These faux gemstones are intended to look like cabochon stones in whatever setting you desire. They have a sort of medieval flair to them. As such, I have used them in fantasy costuming, like the wizard costumes my family wore to Harry Potter book releases or Halloween costumes. However, they are a flexible embellishment that can be adapted for home decor and jewelry.
I have instructions for other fantasy craft items and examples of items with these gems in them posted on my crafting blog Craftastic World.
I also have a flickr photo group with pictures of these in use, if you need to be inspired. You can join it if you'd like and post your own creations: Faux Gemstones Photo Group
Step 1: Gathering Materials
Clear or colored flat glass marbles
Permanent markers in colors that you like (I prefer Sharpies)
Clay tools for your polymer clay
A glass pan (for baking the finished piece)
Step 2: Making It Sparkle
Tear off a piece of foil that is more than large enough to cover the bottom of the stone. You can use smooth foil or crinkle it for an interesting effect. I prefer it crinkled because it allows for more variations in color. If you want a crinkled effect, wad it up several times first. Smooth out the foil or, to get really deep creases, press down on the foil to flatten it. This retains the deep creases and prevents the foil from getting holes when it is over-worked.
Step 3: Color
Swirl together different colors and experiment with the results but be warned the different colors will bleed together onto the tip of the markers. (I just ran the bled color out by scribbling it on paper.)

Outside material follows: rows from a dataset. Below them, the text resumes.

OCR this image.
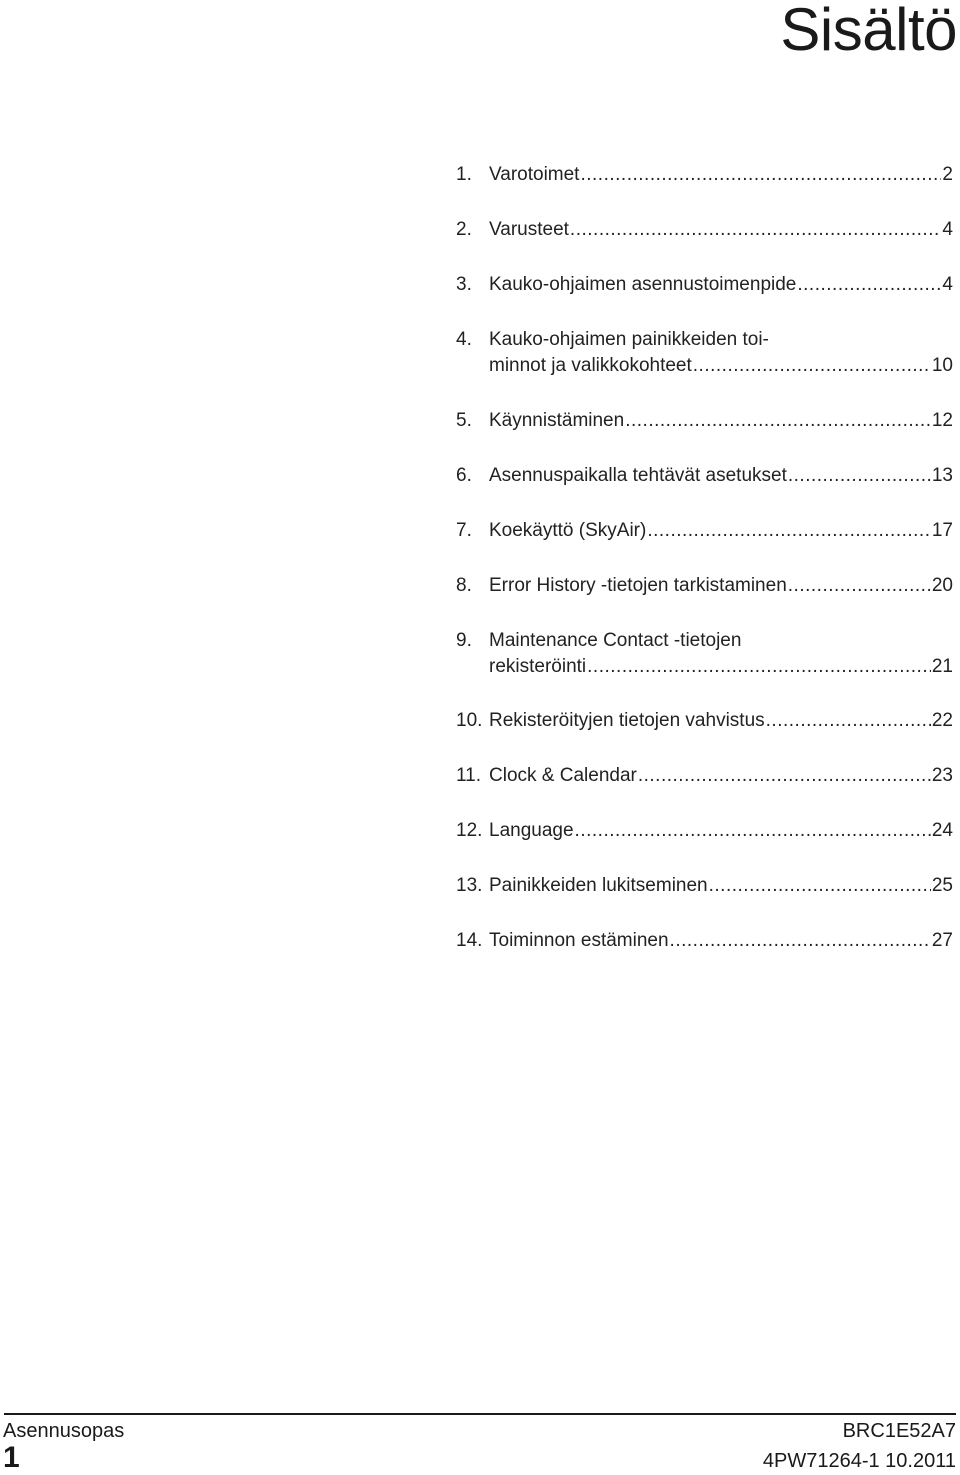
Sisältö
1. Varotoimet .....	2
2. Varusteet .....	4
3. Kauko-ohjaimen asennustoimenpide .....	4
4. Kauko-ohjaimen painikkeiden toi-
minnot ja valikkokohteet .....	10
5. Käynnistäminen .....	12
6. Asennuspaikalla tehtävät asetukset .....	13
7. Koekäyttö (SkyAir) .....	17
8. Error History -tietojen tarkistaminen .....	20
9. Maintenance Contact -tietojen
rekisteröinti .....	21
10. Rekisteröityjen tietojen vahvistus .....	22
11. Clock & Calendar .....	23
12. Language .....	24
13. Painikkeiden lukitseminen .....	25
14. Toiminnon estäminen .....	27
Asennusopas
1
BRC1E52A7
4PW71264-1 10.2011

For more variations, dab clean foil against the coloring while it is wet (to blend colors together) or blot it the colored portion with paper to remove heavy color. Another way to create a swirled or varied coloration is to add other colors and patterns in permanent marker on the flat back side of the glass stone. When the foil and stone are put together, youll combine both effects for a unique look. Continue to the next step once the marker is completely dry on both the foil and glass.
Step 4: Backing the Stone
Step 5: Making the Setting
Create the setting by pressing the stone into a base of unbaked polymer clay and building up the clay around the stone. If you already have an unbaked polymer clay piece that you want to place it on, use that. Otherwise, you can simply make a circular base that's large enough to accommodate the stone. Carefully press the stone and the attached foil onto the base, making sure that the clay conforms well to prevent air voids.
You need to surround the sides with clay in some manner. You can make a rope to encircle it or press down little balls of clay around the stone--anything you can think of. The foil and stone will not stay stuck to the base without something holding them on, like the setting in jewelry. The main goal is to embed the stone in clay well enough so it cannot fall out while you also want to cover the sides of the stone to hide the foil and coloring work.
Step 6: Finishing
Place on a glass pan and bake your clay piece as instructed on the packaging of the clay. I just use my home oven but I know there are people who worry about clay and marker fumes. So, if you are worried, use an oven dedicated to polymer clay work and ventilate if possible.
Slap that sucker onto a brooch back or use however you'd like.